The way of the proof opens directly from determination of basis. Any ordered system n of linearly independent vectors of space R^n is called basis of this space.
It is required to you
- - paper;
- - handle.
Instruction
1. Find some short sign of linear independence. Theorem. The system from t of vectors of space of R^n is linearly independent in only case when the rank of the matrix made of coordinates of these vectors is equal to t.
2. Proof. We use definition of linear independence which says that the vectors forming a system are linearly independent (in only case when) if equality to zero any their linear combination is achievable only at equality to zero all coefficients of this combination. Further see fig. 1 where everything is written most in detail. In fig. 1 in columns sets of numbers xij, j=1, 2, …, n corresponding to a vector of xi, i=1, …, are located m.
3. Perform operations by rules of linear operations in R^n space. As each vector in R^n unambiguously is defined by an ordered set of numbers, equate "coordinates" of equal vectors and receive system n of the linear uniform algebraic equations with n unknown a1, a2, …, am (see fig. 2).
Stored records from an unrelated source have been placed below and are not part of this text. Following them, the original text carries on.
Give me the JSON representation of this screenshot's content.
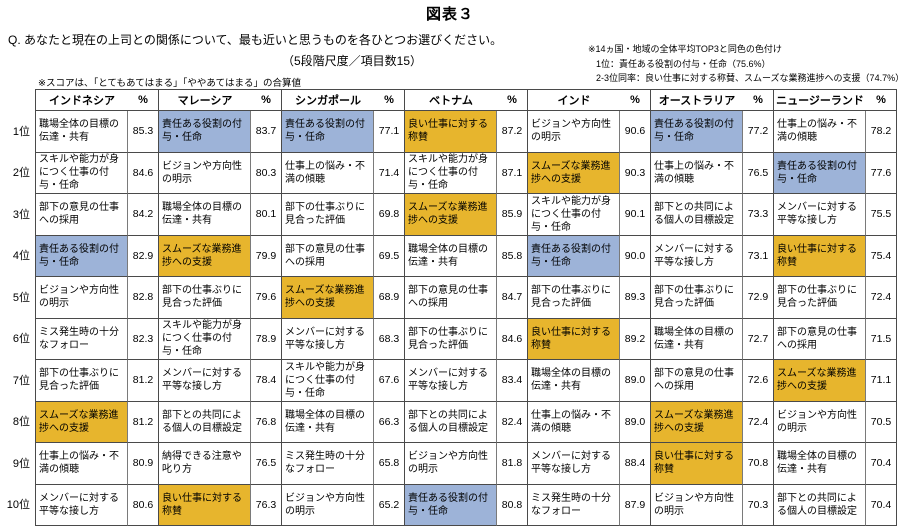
{
  "title": "図表３",
  "question": "Q. あなたと現在の上司との関係について、最も近いと思うものを各ひとつお選びください。",
  "subtitle": "（5段階尺度／項目数15）",
  "score_note": "※スコアは、「とてもあてはまる」「ややあてはまる」の合算値",
  "legend": {
    "line1": "※14ヵ国・地域の全体平均TOP3と同色の色付け",
    "line2": "1位：責任ある役割の付与・任命（75.6%）",
    "line3": "2-3位同率：良い仕事に対する称賛、スムーズな業務進捗への支援（74.7%）"
  },
  "colors": {
    "top1_blue": "#9DB3D8",
    "top23_gold": "#E7B52D",
    "border": "#4a4a4a"
  },
  "percent_label": "%",
  "rank_labels": [
    "1位",
    "2位",
    "3位",
    "4位",
    "5位",
    "6位",
    "7位",
    "8位",
    "9位",
    "10位"
  ],
  "countries": [
    {
      "name": "インドネシア",
      "rows": [
        {
          "item": "職場全体の目標の伝達・共有",
          "value": "85.3",
          "hl": ""
        },
        {
          "item": "スキルや能力が身につく仕事の付与・任命",
          "value": "84.6",
          "hl": ""
        },
        {
          "item": "部下の意見の仕事への採用",
          "value": "84.2",
          "hl": ""
        },
        {
          "item": "責任ある役割の付与・任命",
          "value": "82.9",
          "hl": "blue"
        },
        {
          "item": "ビジョンや方向性の明示",
          "value": "82.8",
          "hl": ""
        },
        {
          "item": "ミス発生時の十分なフォロー",
          "value": "82.3",
          "hl": ""
        },
        {
          "item": "部下の仕事ぶりに見合った評価",
          "value": "81.2",
          "hl": ""
        },
        {
          "item": "スムーズな業務進捗への支援",
          "value": "81.2",
          "hl": "gold"
        },
        {
          "item": "仕事上の悩み・不満の傾聴",
          "value": "80.9",
          "hl": ""
        },
        {
          "item": "メンバーに対する平等な接し方",
          "value": "80.6",
          "hl": ""
        }
      ]
    },
    {
      "name": "マレーシア",
      "rows": [
        {
          "item": "責任ある役割の付与・任命",
          "value": "83.7",
          "hl": "blue"
        },
        {
          "item": "ビジョンや方向性の明示",
          "value": "80.3",
          "hl": ""
        },
        {
          "item": "職場全体の目標の伝達・共有",
          "value": "80.1",
          "hl": ""
        },
        {
          "item": "スムーズな業務進捗への支援",
          "value": "79.9",
          "hl": "gold"
        },
        {
          "item": "部下の仕事ぶりに見合った評価",
          "value": "79.6",
          "hl": ""
        },
        {
          "item": "スキルや能力が身につく仕事の付与・任命",
          "value": "78.9",
          "hl": ""
        },
        {
          "item": "メンバーに対する平等な接し方",
          "value": "78.4",
          "hl": ""
        },
        {
          "item": "部下との共同による個人の目標設定",
          "value": "76.8",
          "hl": ""
        },
        {
          "item": "納得できる注意や叱り方",
          "value": "76.5",
          "hl": ""
        },
        {
          "item": "良い仕事に対する称賛",
          "value": "76.3",
          "hl": "gold"
        }
      ]
    },
    {
      "name": "シンガポール",
      "rows": [
        {
          "item": "責任ある役割の付与・任命",
          "value": "77.1",
          "hl": "blue"
        },
        {
          "item": "仕事上の悩み・不満の傾聴",
          "value": "71.4",
          "hl": ""
        },
        {
          "item": "部下の仕事ぶりに見合った評価",
          "value": "69.8",
          "hl": ""
        },
        {
          "item": "部下の意見の仕事への採用",
          "value": "69.5",
          "hl": ""
        },
        {
          "item": "スムーズな業務進捗への支援",
          "value": "68.9",
          "hl": "gold"
        },
        {
          "item": "メンバーに対する平等な接し方",
          "value": "68.3",
          "hl": ""
        },
        {
          "item": "スキルや能力が身につく仕事の付与・任命",
          "value": "67.6",
          "hl": ""
        },
        {
          "item": "職場全体の目標の伝達・共有",
          "value": "66.3",
          "hl": ""
        },
        {
          "item": "ミス発生時の十分なフォロー",
          "value": "65.8",
          "hl": ""
        },
        {
          "item": "ビジョンや方向性の明示",
          "value": "65.2",
          "hl": ""
        }
      ]
    },
    {
      "name": "ベトナム",
      "rows": [
        {
          "item": "良い仕事に対する称賛",
          "value": "87.2",
          "hl": "gold"
        },
        {
          "item": "スキルや能力が身につく仕事の付与・任命",
          "value": "87.1",
          "hl": ""
        },
        {
          "item": "スムーズな業務進捗への支援",
          "value": "85.9",
          "hl": "gold"
        },
        {
          "item": "職場全体の目標の伝達・共有",
          "value": "85.8",
          "hl": ""
        },
        {
          "item": "部下の意見の仕事への採用",
          "value": "84.7",
          "hl": ""
        },
        {
          "item": "部下の仕事ぶりに見合った評価",
          "value": "84.6",
          "hl": ""
        },
        {
          "item": "メンバーに対する平等な接し方",
          "value": "83.4",
          "hl": ""
        },
        {
          "item": "部下との共同による個人の目標設定",
          "value": "82.4",
          "hl": ""
        },
        {
          "item": "ビジョンや方向性の明示",
          "value": "81.8",
          "hl": ""
        },
        {
          "item": "責任ある役割の付与・任命",
          "value": "80.8",
          "hl": "blue"
        }
      ]
    },
    {
      "name": "インド",
      "rows": [
        {
          "item": "ビジョンや方向性の明示",
          "value": "90.6",
          "hl": ""
        },
        {
          "item": "スムーズな業務進捗への支援",
          "value": "90.3",
          "hl": "gold"
        },
        {
          "item": "スキルや能力が身につく仕事の付与・任命",
          "value": "90.1",
          "hl": ""
        },
        {
          "item": "責任ある役割の付与・任命",
          "value": "90.0",
          "hl": "blue"
        },
        {
          "item": "部下の仕事ぶりに見合った評価",
          "value": "89.3",
          "hl": ""
        },
        {
          "item": "良い仕事に対する称賛",
          "value": "89.2",
          "hl": "gold"
        },
        {
          "item": "職場全体の目標の伝達・共有",
          "value": "89.0",
          "hl": ""
        },
        {
          "item": "仕事上の悩み・不満の傾聴",
          "value": "89.0",
          "hl": ""
        },
        {
          "item": "メンバーに対する平等な接し方",
          "value": "88.4",
          "hl": ""
        },
        {
          "item": "ミス発生時の十分なフォロー",
          "value": "87.9",
          "hl": ""
        }
      ]
    },
    {
      "name": "オーストラリア",
      "rows": [
        {
          "item": "責任ある役割の付与・任命",
          "value": "77.2",
          "hl": "blue"
        },
        {
          "item": "仕事上の悩み・不満の傾聴",
          "value": "76.5",
          "hl": ""
        },
        {
          "item": "部下との共同による個人の目標設定",
          "value": "73.3",
          "hl": ""
        },
        {
          "item": "メンバーに対する平等な接し方",
          "value": "73.1",
          "hl": ""
        },
        {
          "item": "部下の仕事ぶりに見合った評価",
          "value": "72.9",
          "hl": ""
        },
        {
          "item": "職場全体の目標の伝達・共有",
          "value": "72.7",
          "hl": ""
        },
        {
          "item": "部下の意見の仕事への採用",
          "value": "72.6",
          "hl": ""
        },
        {
          "item": "スムーズな業務進捗への支援",
          "value": "72.4",
          "hl": "gold"
        },
        {
          "item": "良い仕事に対する称賛",
          "value": "70.8",
          "hl": "gold"
        },
        {
          "item": "ビジョンや方向性の明示",
          "value": "70.3",
          "hl": ""
        }
      ]
    },
    {
      "name": "ニュージーランド",
      "rows": [
        {
          "item": "仕事上の悩み・不満の傾聴",
          "value": "78.2",
          "hl": ""
        },
        {
          "item": "責任ある役割の付与・任命",
          "value": "77.6",
          "hl": "blue"
        },
        {
          "item": "メンバーに対する平等な接し方",
          "value": "75.5",
          "hl": ""
        },
        {
          "item": "良い仕事に対する称賛",
          "value": "75.4",
          "hl": "gold"
        },
        {
          "item": "部下の仕事ぶりに見合った評価",
          "value": "72.4",
          "hl": ""
        },
        {
          "item": "部下の意見の仕事への採用",
          "value": "71.5",
          "hl": ""
        },
        {
          "item": "スムーズな業務進捗への支援",
          "value": "71.1",
          "hl": "gold"
        },
        {
          "item": "ビジョンや方向性の明示",
          "value": "70.5",
          "hl": ""
        },
        {
          "item": "職場全体の目標の伝達・共有",
          "value": "70.4",
          "hl": ""
        },
        {
          "item": "部下との共同による個人の目標設定",
          "value": "70.4",
          "hl": ""
        }
      ]
    }
  ]
}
4. Linear independence of a system of vectors (x1, x2, …, xm) owing to equivalent transformations is equivalent that the uniform system (fig. 2) has the only zero decision. The joint system has in only case when the only decision when the matrix rank (the matrix of a system is made of coordinates of vectors (x1, x2..., xm) systems is equal to number of unknown, that is n. So, to prove the fact that vectors form basis it is necessary to make determinant of their coordinates and to make sure that it is not equal to zero.